ESPN’s Stein: Suns among those interested in Jazz’s Gordon Hayward
The Phoenix Suns want to win now, but a stocked cupboard of assets might not be enough to take any steps in that direction.
Armed with the fourth, 13th, 28th and 34th picks in this year’s draft alone, the Suns have inquired about trading for Utah Jazz swingman Gordon Hayward, according to ESPN’s Marc Stein. The problem is that the Jazz reportedly have no interest in moving their starting small forward.
Sources say Phoenix, in its failed trade pitch to convince Utah to surrender Gordon Hayward, tried to pair Eric Bledsoe with a lottery pick
— Marc Stein (@ESPNSteinLine) June 23, 2016
With Stein’s later report that Suns point guard Eric Bledsoe was included in the trade package, the chances of a Hayward trade look to be 0 percent after Utah acquired point guard George Hill from Indiana in a three-team deal that only cost them a No. 12 pick.
More telling — and what Stein focuses on in his report — is that the Boston Celtics have also been unable to entice Utah to begin any trade talks revolving around Hayward.
Boston, like Phoenix, has built a deep stock of draft picks and also has several young players on the current roster that would seemingly be included in a deal for a star player. But Stein reports that the Celtics haven’t made headway in trade discussions that include Hayward, the Bulls’ Jimmy Butler, or the Bucks’ Jabari Parker or Khris Middleton.
Those players fall in the spectrum of young, second-tier stars to underappreciated No. 2 or No. 3 options.
Knowing that, the ability for the Suns to make a deal for even a second-tier star seems unlikely. As discussed in our recent Empire of the Suns podcast, the Lakers and Celtics, who pick before the Suns in the draft, can offer more should a trade partner view a No. 2 or No. 3 draft choice in 2016 as an enticing chip.
In what’s considered a two-player draft, the Suns have less to offer with their No. 4 pick.
If the Celtics don’t have enough to land a player of Hayward’s caliber, it would seem unlikely Phoenix does without pulling in a third team.
As Kellan Olson noted in his list of potential young veteran targets for the Suns, Hayward would not only require a boatload of assets for the Suns to acquire him. He would also be able to opt out of his $16 million per year contract following the 2016-17 season and seek a more pricey maximum that will balloon with the increased cap space league-wide.

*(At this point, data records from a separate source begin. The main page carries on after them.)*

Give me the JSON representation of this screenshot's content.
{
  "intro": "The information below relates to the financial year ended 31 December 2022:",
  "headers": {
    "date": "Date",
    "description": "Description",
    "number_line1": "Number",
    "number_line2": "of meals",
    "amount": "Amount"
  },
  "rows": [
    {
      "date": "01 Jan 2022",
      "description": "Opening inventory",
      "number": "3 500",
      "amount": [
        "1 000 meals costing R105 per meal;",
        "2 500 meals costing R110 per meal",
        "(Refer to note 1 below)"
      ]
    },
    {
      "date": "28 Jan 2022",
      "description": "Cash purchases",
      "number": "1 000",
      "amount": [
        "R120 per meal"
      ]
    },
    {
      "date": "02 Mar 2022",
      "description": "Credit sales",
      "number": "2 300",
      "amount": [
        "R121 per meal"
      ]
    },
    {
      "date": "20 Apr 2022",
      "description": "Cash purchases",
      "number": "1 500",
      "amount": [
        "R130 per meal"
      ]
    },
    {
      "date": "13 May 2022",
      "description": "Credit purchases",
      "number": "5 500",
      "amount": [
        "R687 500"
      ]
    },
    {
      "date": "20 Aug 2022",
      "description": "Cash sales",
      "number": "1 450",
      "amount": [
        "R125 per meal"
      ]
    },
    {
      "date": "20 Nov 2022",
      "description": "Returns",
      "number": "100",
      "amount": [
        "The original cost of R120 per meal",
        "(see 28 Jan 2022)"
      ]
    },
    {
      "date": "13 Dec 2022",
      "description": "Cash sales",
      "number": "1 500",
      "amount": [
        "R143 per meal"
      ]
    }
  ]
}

All this, of course, leap-frogs the assumption Utah would indeed be willing to trade Hayward.
While he is considered their best player after averaging 19.7 points, 3.7 assists and 5 rebounds per game in 2015-16, the 26-year-old might be expendable should the Jazz decide to build around the younger core of Rudy Gobert, Trey Lyles, Rodney Hood and Dante Exum.